For context, the only players in league history to average three threes a game and two steals a game while shooting better than 40 per cent from deep for an entire season are Steph Curry during his consecutive MVP seasons in 2014-15 and 2015-16 and Paul George in 2017-18 when he was third-team all-NBA.

Not to suggest that Trent Jr. will hit those marks for an entire season, just that the five-year veteran is playing at an exceptionally high level.

Which is why his situation is so fascinating as the deadline approaches.

The Raptors have signalled they are willing to re-sign Trent Jr., and sources with knowledge of the situation say he would be happy to re-sign this summer.

“Of course,” they said.

But at what cost, is the rub.

High-volume three-point shooting is a premium skill, and it’s hard for teams to acquire. It’s partially why players in Trent Jr.’s company — at least statistically — have been locked up by their existing teams on lucrative deals: this past off-season Tyler Herro got $120 million (over four years) in guaranteed money in his contract extension from Miami with $10 million more in incentives; Jordan Poole got a $123-million (and additional $17 million in incentives) extension from Golden State.
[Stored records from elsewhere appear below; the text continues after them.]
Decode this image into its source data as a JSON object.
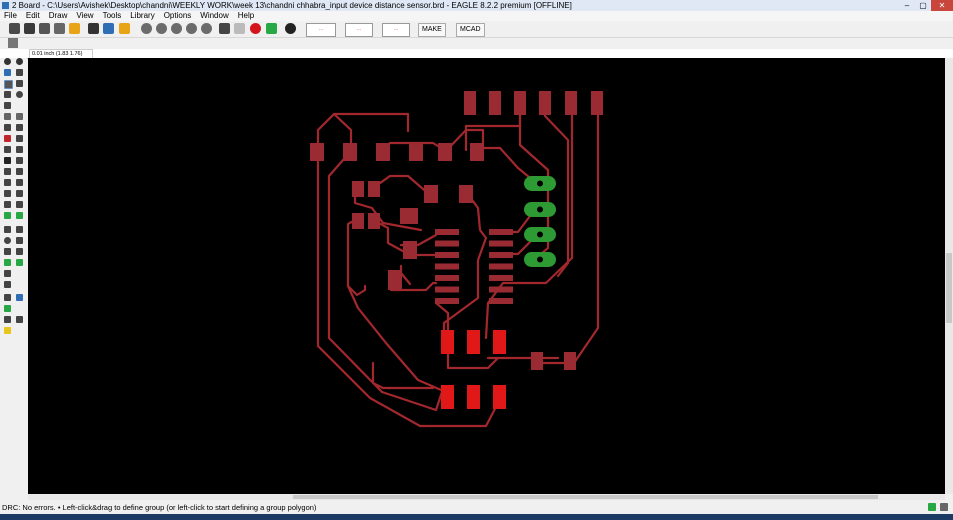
{
  "window": {
    "title": "2 Board - C:\\Users\\Avishek\\Desktop\\chandni\\WEEKLY WORK\\week 13\\chandni chhabra_input device distance sensor.brd - EAGLE 8.2.2 premium [OFFLINE]"
  },
  "menu": [
    "File",
    "Edit",
    "Draw",
    "View",
    "Tools",
    "Library",
    "Options",
    "Window",
    "Help"
  ],
  "toolbar": {
    "make_label": "MAKE",
    "mcad_label": "MCAD"
  },
  "coord": {
    "readout": "0.01 inch (1.83 1.76)"
  },
  "status": {
    "text": "DRC: No errors.  • Left-click&drag to define group (or left-click to start defining a group polygon)"
  },
  "colors": {
    "trace": "#a2282d",
    "pad": "#e01818",
    "smd": "#9a2b33",
    "ground_pad": "#2e9a33",
    "canvas": "#000000"
  }
}
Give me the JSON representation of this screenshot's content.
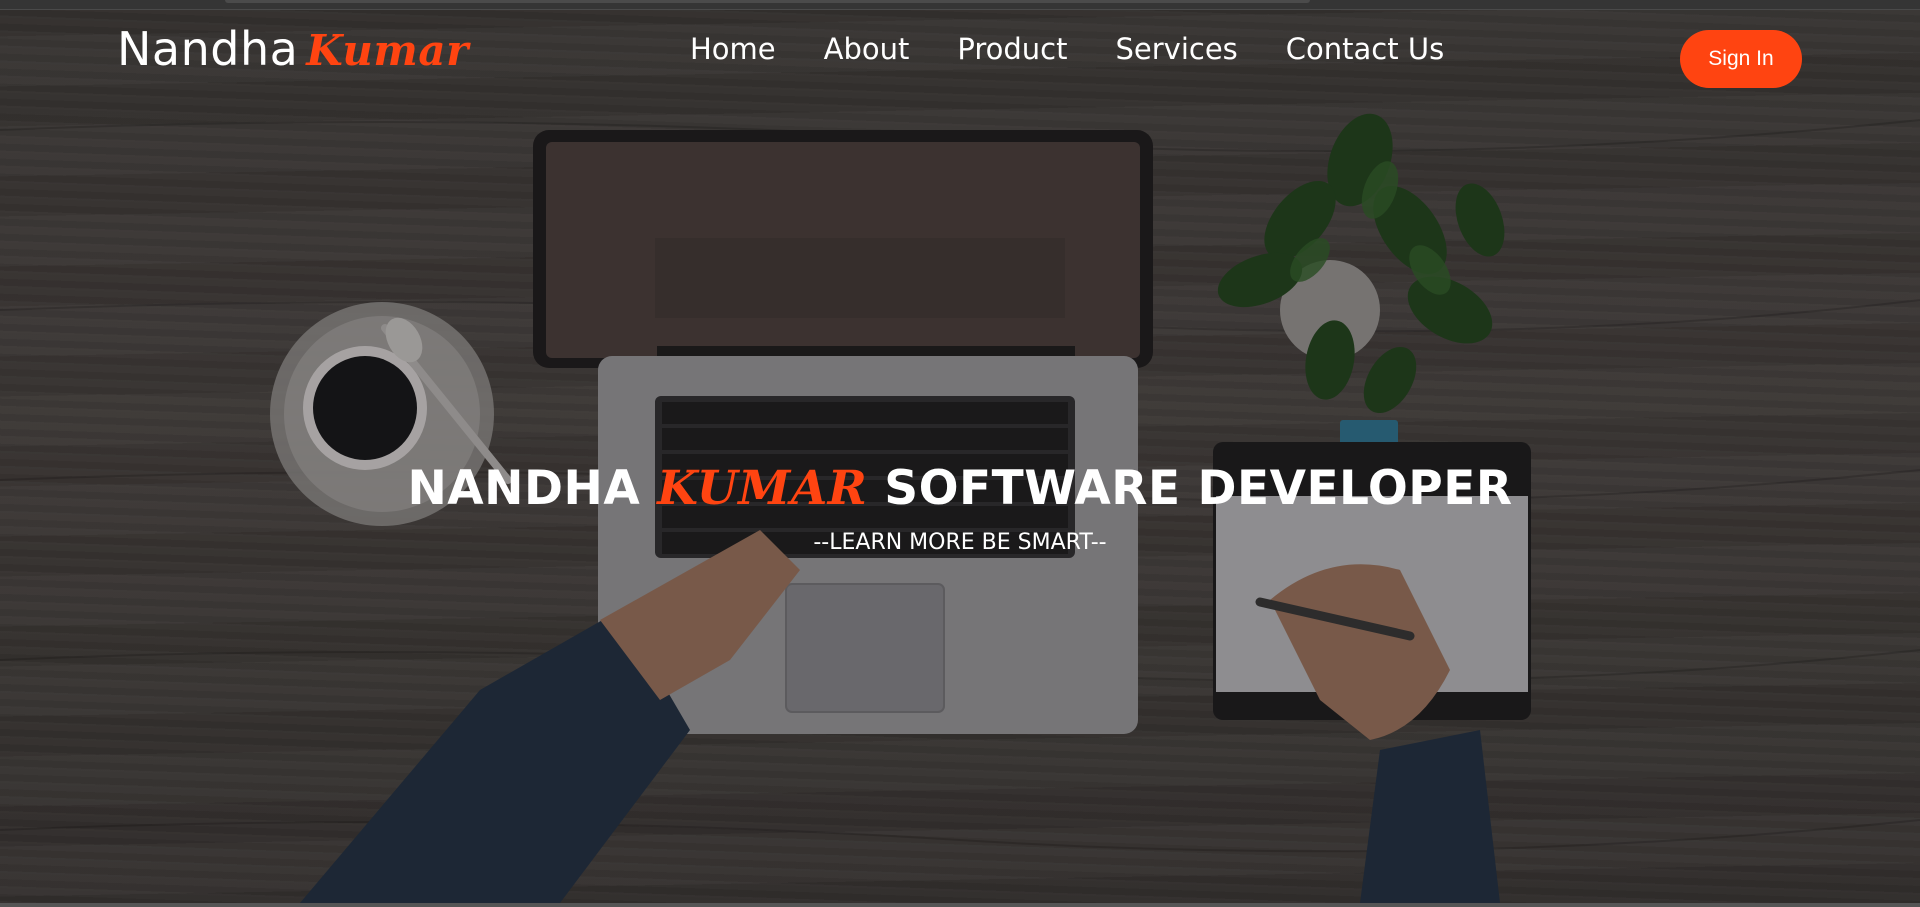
{
  "brand": {
    "first_name": "Nandha",
    "last_name": "Kumar"
  },
  "nav": {
    "items": [
      {
        "label": "Home"
      },
      {
        "label": "About"
      },
      {
        "label": "Product"
      },
      {
        "label": "Services"
      },
      {
        "label": "Contact Us"
      }
    ],
    "signin_label": "Sign In"
  },
  "hero": {
    "title_part1": "NANDHA",
    "title_accent": "KUMAR",
    "title_part2": "SOFTWARE DEVELOPER",
    "subtitle": "--LEARN MORE BE SMART--"
  },
  "colors": {
    "accent": "#ff4411",
    "text": "#ffffff",
    "background": "#3d3a38"
  }
}
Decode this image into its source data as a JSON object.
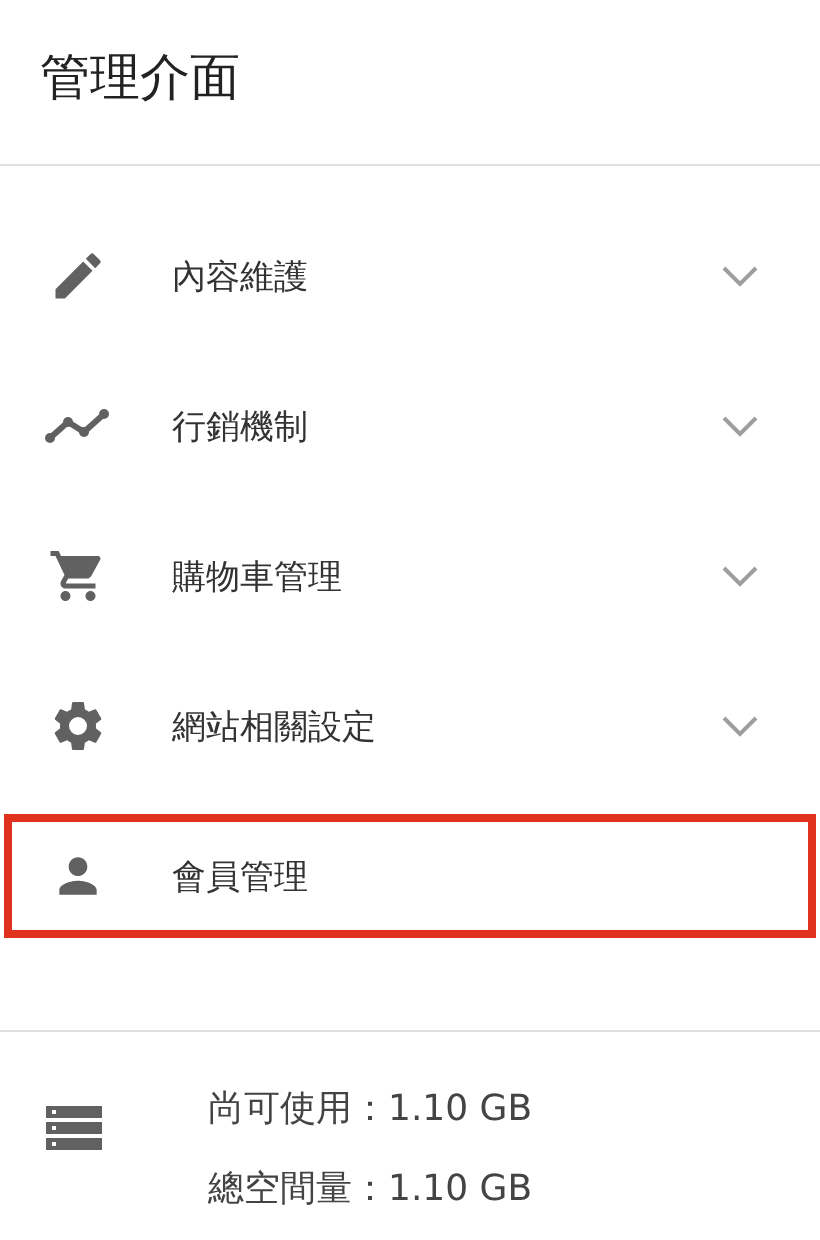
{
  "title": "管理介面",
  "menu": [
    {
      "label": "內容維護",
      "kind": "pencil",
      "expandable": true,
      "selected": false
    },
    {
      "label": "行銷機制",
      "kind": "chart",
      "expandable": true,
      "selected": false
    },
    {
      "label": "購物車管理",
      "kind": "cart",
      "expandable": true,
      "selected": false
    },
    {
      "label": "網站相關設定",
      "kind": "gear",
      "expandable": true,
      "selected": false
    },
    {
      "label": "會員管理",
      "kind": "person",
      "expandable": false,
      "selected": true
    }
  ],
  "storage": {
    "available": "尚可使用：1.10 GB",
    "total": "總空間量：1.10 GB"
  }
}
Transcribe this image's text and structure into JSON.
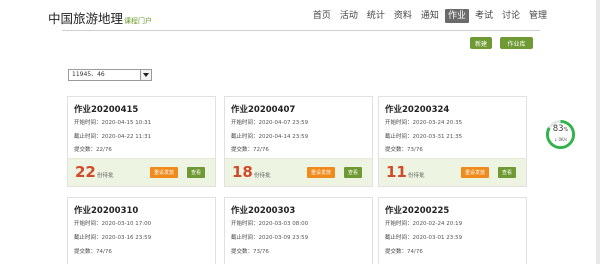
{
  "header": {
    "logo": "中国旅游地理",
    "logo_sub": "课程门户",
    "nav": [
      "首页",
      "活动",
      "统计",
      "资料",
      "通知",
      "作业",
      "考试",
      "讨论",
      "管理"
    ],
    "active_nav": "作业"
  },
  "actions": {
    "new_label": "新建",
    "library_label": "作业库"
  },
  "class_select": {
    "value": "11945、46"
  },
  "cards": [
    {
      "title": "作业20200415",
      "start_label": "开始时间：",
      "start": "2020-04-15 10:31",
      "end_label": "截止时间：",
      "end": "2020-04-22 11:31",
      "submit_label": "提交数：",
      "submit": "22/76",
      "pending": "22",
      "pending_label": "份待批",
      "resend": "重设发放",
      "view": "查看"
    },
    {
      "title": "作业20200407",
      "start_label": "开始时间：",
      "start": "2020-04-07 23:59",
      "end_label": "截止时间：",
      "end": "2020-04-14 23:59",
      "submit_label": "提交数：",
      "submit": "72/76",
      "pending": "18",
      "pending_label": "份待批",
      "resend": "重设发放",
      "view": "查看"
    },
    {
      "title": "作业20200324",
      "start_label": "开始时间：",
      "start": "2020-03-24 20:35",
      "end_label": "截止时间：",
      "end": "2020-03-31 21:35",
      "submit_label": "提交数：",
      "submit": "73/76",
      "pending": "11",
      "pending_label": "份待批",
      "resend": "重设发放",
      "view": "查看"
    },
    {
      "title": "作业20200310",
      "start_label": "开始时间：",
      "start": "2020-03-10 17:00",
      "end_label": "截止时间：",
      "end": "2020-03-16 23:59",
      "submit_label": "提交数：",
      "submit": "74/76"
    },
    {
      "title": "作业20200303",
      "start_label": "开始时间：",
      "start": "2020-03-03 08:00",
      "end_label": "截止时间：",
      "end": "2020-03-09 23:59",
      "submit_label": "提交数：",
      "submit": "73/76"
    },
    {
      "title": "作业20200225",
      "start_label": "开始时间：",
      "start": "2020-02-24 20:19",
      "end_label": "截止时间：",
      "end": "2020-03-01 23:59",
      "submit_label": "提交数：",
      "submit": "74/76"
    }
  ],
  "widget": {
    "percent": "83",
    "percent_sign": "%",
    "speed": "0K/s",
    "fraction": 0.83,
    "color": "#2fb34a"
  },
  "colors": {
    "accent_green": "#6f9a33",
    "pending_red": "#d04a2c",
    "resend_orange": "#f08a1a"
  }
}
Another comparable is Portland’s Anfernee Simons, who signed a four-year $100-million extension last summer.

Which is one reason Trent Jr. is thought to be available at the deadline: if Toronto isn’t ready to sign him to a contract well north of $100 million, the thinking goes, the Raptors need to trade him so they don’t lose one of their starters and best three-point shooters — something the Raptors are don’t have a surplus of — for no return.

But the reverse is also true: the chances of the Raptors finding a player as good or better than Trent Jr. — an elite shooter at just 24 years old — via trade is slim, and there is almost no chance of replacing his production if he leaves in free agency.

In that context, it is in some ways more likely that the Raptors sign Trent Jr. than trade him before the end of the current road trip on in the days thereafter.

Regardless of how it unfolds, rest assured Trent will have enough clothes on hand to manage any contingency.